Est-ce que les libéraux quittent le navire par stratégie?

spiky/ mai 15, 2018/ Politique

Le premier réflexe qui vient en voyant tous les députés, dont plusieurs sont des ministres de longue date, annoncer qu’ils quittent la politique à l’automne, c’est de se dire qu’ils comprennent le concept de sondages et veulent éviter l’humiliation de la tornade annoncée.

Mais avec les annonces récentes de Laurent Lessard, David Heurtel, Julie Boulet, on arrive à une certaine limite. Ils se rajoutent à Martin Coiteux, Pierre Reid, Jean-Marc Fournier, Stéphanie Vallée, Jacques Chagnon et quelques autres députés moins connus.

Les libéraux ont une « qualité » que les autres partis n’ont pas: une loyauté formidable. Une vague de départs comme ça au PQ ou au Bloc Québécois et on parle d’hémorragie, de fronde, de rébellion. Ici, juste une série de décisions individuelles qui arrivent par hasard. Même quand une ancienne ministre libérale se présente pour un autre parti, après avoir été virée de son poste, on ne se bouscule pas dans les salles éditoriales pour attaquer le leadership de Philippe Couillard. Ce doit être elle, le problème, tsé.

Est-ce une stratégie plus globale du parti de se renouveler en prévision d’une campagne de recyclage d’image? Ou, dit autrement: est-ce qu’il y a eu une demande de la part du leadership du parti de réinitialiser son pool de candidats?

On voit souvent les libéraux comme battus, longtemps d’avance. Et ils surprennent toujours au moment de l’élection. Si on apprenait de cette observation, ça arrêterait d’être une surprise; le truc dans lequel ils sont bons, c’est ça : gagner des élections.

C’est comme quand quelqu’un a du talent à l’école pour bien exécuter un examen. À connaissance égale de la matière, il va mieux performer qu’un autre qui est trop nerveux, pas assez confiant et qui n’a pas de bonne stratégie pour gérer le temps de l’examen. À l’école, on s’illusionne un peu que les résultats aux examens donnent une indication fiable de la compréhension des sujets; aux élections, on s’illusionne beaucoup sur le fait que le résultat d’une élection est une indication fiable des volontés profondes de la population.

À l’école, on s’illusionne un peu que les résultats aux examens donnent une indication fiable de la compréhension des sujets; aux élections, on s’illusionne beaucoup sur le fait que le résultat d’une élection est une indication fiable des volontés profondes de la population.

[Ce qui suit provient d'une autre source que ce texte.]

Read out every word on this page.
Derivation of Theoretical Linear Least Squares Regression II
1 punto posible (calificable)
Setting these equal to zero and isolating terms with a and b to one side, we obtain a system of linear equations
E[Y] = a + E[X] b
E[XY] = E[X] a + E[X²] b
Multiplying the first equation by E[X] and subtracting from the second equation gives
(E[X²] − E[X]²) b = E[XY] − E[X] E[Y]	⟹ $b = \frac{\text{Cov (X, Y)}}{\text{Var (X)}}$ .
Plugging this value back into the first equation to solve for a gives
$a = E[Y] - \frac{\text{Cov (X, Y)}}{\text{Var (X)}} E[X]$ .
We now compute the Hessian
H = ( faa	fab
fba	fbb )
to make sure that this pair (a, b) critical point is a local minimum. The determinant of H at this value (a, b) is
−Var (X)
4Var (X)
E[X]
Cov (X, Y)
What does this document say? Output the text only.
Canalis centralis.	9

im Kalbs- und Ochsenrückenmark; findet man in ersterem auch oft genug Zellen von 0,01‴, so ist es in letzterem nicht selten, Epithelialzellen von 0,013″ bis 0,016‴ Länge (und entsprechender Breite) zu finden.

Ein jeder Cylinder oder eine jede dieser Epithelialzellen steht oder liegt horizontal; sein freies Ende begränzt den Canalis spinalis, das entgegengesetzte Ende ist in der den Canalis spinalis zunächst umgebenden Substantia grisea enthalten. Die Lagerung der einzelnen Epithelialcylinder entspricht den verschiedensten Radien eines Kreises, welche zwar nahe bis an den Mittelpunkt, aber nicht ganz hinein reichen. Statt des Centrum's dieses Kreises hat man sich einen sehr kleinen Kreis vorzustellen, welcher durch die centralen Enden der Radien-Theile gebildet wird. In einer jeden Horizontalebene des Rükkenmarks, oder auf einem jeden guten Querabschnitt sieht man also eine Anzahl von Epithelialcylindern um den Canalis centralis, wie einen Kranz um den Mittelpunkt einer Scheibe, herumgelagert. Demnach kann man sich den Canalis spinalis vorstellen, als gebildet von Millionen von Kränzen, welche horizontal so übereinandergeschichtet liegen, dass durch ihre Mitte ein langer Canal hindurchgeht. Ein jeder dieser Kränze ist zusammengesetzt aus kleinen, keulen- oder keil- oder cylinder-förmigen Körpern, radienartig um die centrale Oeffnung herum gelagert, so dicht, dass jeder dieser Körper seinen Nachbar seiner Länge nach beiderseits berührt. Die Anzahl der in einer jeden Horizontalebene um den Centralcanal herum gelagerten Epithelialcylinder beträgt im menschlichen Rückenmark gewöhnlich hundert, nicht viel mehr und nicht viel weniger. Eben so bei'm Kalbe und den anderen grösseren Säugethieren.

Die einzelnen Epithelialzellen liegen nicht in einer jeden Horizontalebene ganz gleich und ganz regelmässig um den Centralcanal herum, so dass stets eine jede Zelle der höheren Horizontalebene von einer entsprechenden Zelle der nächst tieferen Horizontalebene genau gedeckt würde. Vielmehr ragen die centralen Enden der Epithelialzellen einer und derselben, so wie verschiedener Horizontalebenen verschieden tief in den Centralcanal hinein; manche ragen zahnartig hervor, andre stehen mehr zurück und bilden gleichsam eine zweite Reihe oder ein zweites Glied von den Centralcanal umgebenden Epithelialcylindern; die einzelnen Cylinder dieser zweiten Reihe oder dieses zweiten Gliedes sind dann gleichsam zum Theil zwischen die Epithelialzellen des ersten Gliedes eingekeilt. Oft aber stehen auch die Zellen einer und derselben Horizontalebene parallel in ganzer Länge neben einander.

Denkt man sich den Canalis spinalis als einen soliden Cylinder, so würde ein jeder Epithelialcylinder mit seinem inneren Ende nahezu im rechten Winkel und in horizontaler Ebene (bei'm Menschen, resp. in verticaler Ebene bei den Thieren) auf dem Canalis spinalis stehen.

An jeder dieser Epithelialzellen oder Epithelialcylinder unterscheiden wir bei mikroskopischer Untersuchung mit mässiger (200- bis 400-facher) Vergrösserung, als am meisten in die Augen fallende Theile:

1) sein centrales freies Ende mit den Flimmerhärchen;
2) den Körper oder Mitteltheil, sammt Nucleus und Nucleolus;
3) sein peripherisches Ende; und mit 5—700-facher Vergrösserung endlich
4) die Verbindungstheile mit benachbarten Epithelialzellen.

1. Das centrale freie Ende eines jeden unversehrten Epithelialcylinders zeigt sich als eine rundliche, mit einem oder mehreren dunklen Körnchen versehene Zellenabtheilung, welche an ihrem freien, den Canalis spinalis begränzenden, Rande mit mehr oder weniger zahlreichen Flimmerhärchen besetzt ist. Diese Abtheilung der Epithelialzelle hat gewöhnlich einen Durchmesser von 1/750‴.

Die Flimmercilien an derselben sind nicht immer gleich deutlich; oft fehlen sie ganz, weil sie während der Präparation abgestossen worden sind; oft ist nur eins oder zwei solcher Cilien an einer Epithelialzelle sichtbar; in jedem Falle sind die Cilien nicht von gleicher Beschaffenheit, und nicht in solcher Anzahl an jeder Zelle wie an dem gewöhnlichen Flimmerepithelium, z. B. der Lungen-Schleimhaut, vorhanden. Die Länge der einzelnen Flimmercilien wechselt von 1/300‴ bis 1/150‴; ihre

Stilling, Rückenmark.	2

Quels lapins vont-ils nous sortir du chapeau?

L’opposition

Le PQ est facile à mettre en boîte: avec le mot « référendum » et leur double discours qui en ressort. Ceux qui ne veulent pas d’un référendum vont les éviter et ceux qui en veulent un ne leur feront pas confiance. Lisée dit une chose et son contraire dans la même journée et joue un jeu identitaire dangereux.

QS est assez facile à gérer pour l’instant: en les infantilisant et en identifiant une ou deux propositions loufoques de leur programme, les trois autres partis ont le beau jeu de les étiqueter comme un groupe insignifiant. C’est drôle que ce soit important d’être en faveur de chaque élément du programme de QS pour voter pour eux, alors que pour les autres partis, l’idée générale suffit.

La CAQ est l’adversaire plus compliqué à gérer pour les libéraux. C’est difficile d’accuser un autre parti à 90% pareil comme le tien de quoi que ce soit, sans t’auto-pelure-de-bananiser. Dans l’autre direction, ce n’est pas pareil; la CAQ peut dire le mot « corruption », sans nommer personne, et l’argument porte. À programme équivalent, avantage tactique pour la CAQ.

Le comeback à venir

Alors la stratégie est peut-être là. Se débarrasser de l’odeur de corruption en renouvelant une partie de la flotte de larbins serviles, et aller trouver une idée forte et faible à la fois de la CAQ et orienter toutes les discussions et le débat là-dessus. Vite de même, où François Legault a-t-il des petites incohérences faciles à souligner?

La place du Québec dans le Canada? L’identité de la nation québécoise? L’immigration et tous les paramètres d’encadrement loufoques proposés par la CAQ?

À la fin, la population ne votera pas pour personne, mais contre ceux qui ont l’air des pires. Encore. Un p’tit vote stratégique massif anti-quelque chose et hop! c’est reparti pour un tour.

À la fin, la population ne votera pas pour personne, mais contre ceux qui ont l’air des pires. Encore. Un p’tit vote stratégique massif anti-quelque chose et hop! c’est reparti pour un tour.

Je prédis un taux de participation abyssal.

Ça promet pour une belle campagne électorale, ça. J’ai déjà hâte. Que ce soit fini.